Luthra advised small
businesses to perform self-assessments to examine their production capacity,
explore their service area and determine whether they have sufficient credit
lines or capital to back up their orders. “That assessment will give them a
good idea what kind of market they can go after, whether they should focus on
local hospitals or join a large GPO.”

Todd Ebert, president
and CEO of the Health Care Supply Chain Association, a GPO trade group, said small
businesses sometimes enter local hospital supply chains with innovative
products and services. Ebert pointed out that every GPO offers websites explaining
their processes and practices. “Some manufacturers don’t need a GPO and can
build up their own distribution network, while others feel GPOs bring access
and value and offer visibility to thousands of potential customers,” he
explained.

“Everyone is looking
for products that can improve patient care or reduce costs. Once you get a
contract, whether through a GPO or otherwise, the work isn’t over,” Ebert said.
“You have to keep promoting it and be
ready to demonstrate its value proposition.”  

Heart surgeon Hilton
Hudson, M.D., started his Munster,
Ind.-based company initially publishing and selling healthcare books for women
and minorities to pharmaceutical companies.

Hudson said the trade
publisher HPC (formerly Hilton Publishing Company) also is a service provider
to more than 3,000 hospitals. “You have to be more than just a ‘me too’ vendor.
We approach hospital systems with a keen focus on savings, efficiency,
centralization and how to cut out unnecessary fat and costs. We focus on
processes and management.” The full-time surgeon advised small businesses to
become “solution providers”.

Focus on quality

Timothy McCarty, sales manager for the
Lenexa, Kan.-based supplier of bariatric surgery products, SizeWise, said Sizewise
now contracts with hospitals in almost every major health system nationwide and
every major national GPO.

He said corporate growth has derived from focus
on product quality and consistency and the cultivation of relationships. “At
the end of the day, the oldest sales adage remains true: people buy from those they
trust. Take advantage of any networking opportunities you can in your community
to seek out hospital vendors or staff members. Create a groundswell of support
from the bottom up.”

He recommended obtaining
a Federal Supply Schedule position with the Veteran’s Administration pointing
out that the VA now has a mandate to contract with small businesses and offers
assistance with that process. 

Mark Cartwright,
senior director of supply diversity at the GPO, Vizient, said most suppliers
who contact hospitals directly are referred to GPOs. Cartwright said all GPOs
have dedicated supplier diversity programs, which provides opportunities to
qualifying small businesses owned by women, ethnic minorities and veterans.  They should also know when current contracts
expire and register with the U.S. Small Business Administration (SBA), which
determines whether their company meets the small business eligibility guidelines.
“It doesn’t cost anything and only takes a few minutes to complete,” Cartwright
said. “The SBA offers many free tools to small businesses.”

He said much GPO
growth in recent years has been in non-medical arenas, like information
technology consulting, office supplies, debt collection and language
translation services.
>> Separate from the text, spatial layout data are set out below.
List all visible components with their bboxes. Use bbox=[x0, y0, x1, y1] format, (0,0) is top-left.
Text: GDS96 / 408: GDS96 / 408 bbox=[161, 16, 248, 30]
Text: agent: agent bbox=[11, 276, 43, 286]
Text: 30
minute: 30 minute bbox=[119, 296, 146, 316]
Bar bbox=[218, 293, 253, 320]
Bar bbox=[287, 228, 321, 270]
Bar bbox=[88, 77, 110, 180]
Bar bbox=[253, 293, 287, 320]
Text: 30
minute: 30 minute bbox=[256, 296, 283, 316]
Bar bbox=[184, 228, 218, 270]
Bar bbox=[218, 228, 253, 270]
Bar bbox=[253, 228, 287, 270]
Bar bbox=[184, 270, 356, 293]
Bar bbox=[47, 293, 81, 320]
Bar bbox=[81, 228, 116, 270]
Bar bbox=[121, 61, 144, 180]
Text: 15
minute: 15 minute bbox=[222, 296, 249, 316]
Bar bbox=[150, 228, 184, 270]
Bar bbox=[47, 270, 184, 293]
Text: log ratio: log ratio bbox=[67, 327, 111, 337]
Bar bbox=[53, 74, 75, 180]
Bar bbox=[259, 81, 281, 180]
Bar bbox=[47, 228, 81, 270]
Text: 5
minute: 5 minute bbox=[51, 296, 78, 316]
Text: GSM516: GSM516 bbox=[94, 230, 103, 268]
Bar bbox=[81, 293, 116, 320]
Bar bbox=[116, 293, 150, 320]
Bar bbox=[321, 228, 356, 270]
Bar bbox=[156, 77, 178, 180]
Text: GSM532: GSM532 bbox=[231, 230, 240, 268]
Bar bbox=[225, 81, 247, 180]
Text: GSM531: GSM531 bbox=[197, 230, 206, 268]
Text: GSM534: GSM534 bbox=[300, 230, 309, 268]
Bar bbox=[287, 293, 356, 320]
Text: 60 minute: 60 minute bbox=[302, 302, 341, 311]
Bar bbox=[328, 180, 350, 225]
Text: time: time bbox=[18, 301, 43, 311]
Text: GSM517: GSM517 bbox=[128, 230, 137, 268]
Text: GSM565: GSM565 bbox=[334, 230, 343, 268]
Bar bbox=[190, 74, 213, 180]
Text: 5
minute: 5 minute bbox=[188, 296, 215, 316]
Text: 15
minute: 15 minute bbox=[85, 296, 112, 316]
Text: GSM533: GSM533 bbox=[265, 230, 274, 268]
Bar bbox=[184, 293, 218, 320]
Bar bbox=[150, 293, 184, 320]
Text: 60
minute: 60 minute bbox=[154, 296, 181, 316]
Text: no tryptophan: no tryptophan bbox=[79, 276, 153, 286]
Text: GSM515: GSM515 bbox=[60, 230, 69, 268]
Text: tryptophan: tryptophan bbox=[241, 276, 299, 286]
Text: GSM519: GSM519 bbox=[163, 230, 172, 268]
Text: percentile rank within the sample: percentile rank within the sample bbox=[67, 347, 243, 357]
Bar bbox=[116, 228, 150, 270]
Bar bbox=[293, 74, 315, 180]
He said most GPOs have supplier registration systems and websites
that include contract bidding information, allowing small businesses to prepare
for bids, discover contract requirements and partner with other small businesses
or bigger suppliers. Businesses need the financial investment, infrastructure
and staffing in place “because the hospitals assume you are ready when they sign
that contract.”

Cartwright said that healthcare
is a highly regulated industry and businesses need federal compliance programs
in place and may require capital investment. “Many suppliers know this from
other industries and know about IT and cybersecurity assessments,” he said.
“Their processes and procedures need to be tight.”

He also noted that
most hospitals use third party services to insure their contractors and vendors
are up to speed. He said vendor credentialing systems verify whether the systems
are legitimate, licensed and up-to-date on their taxes.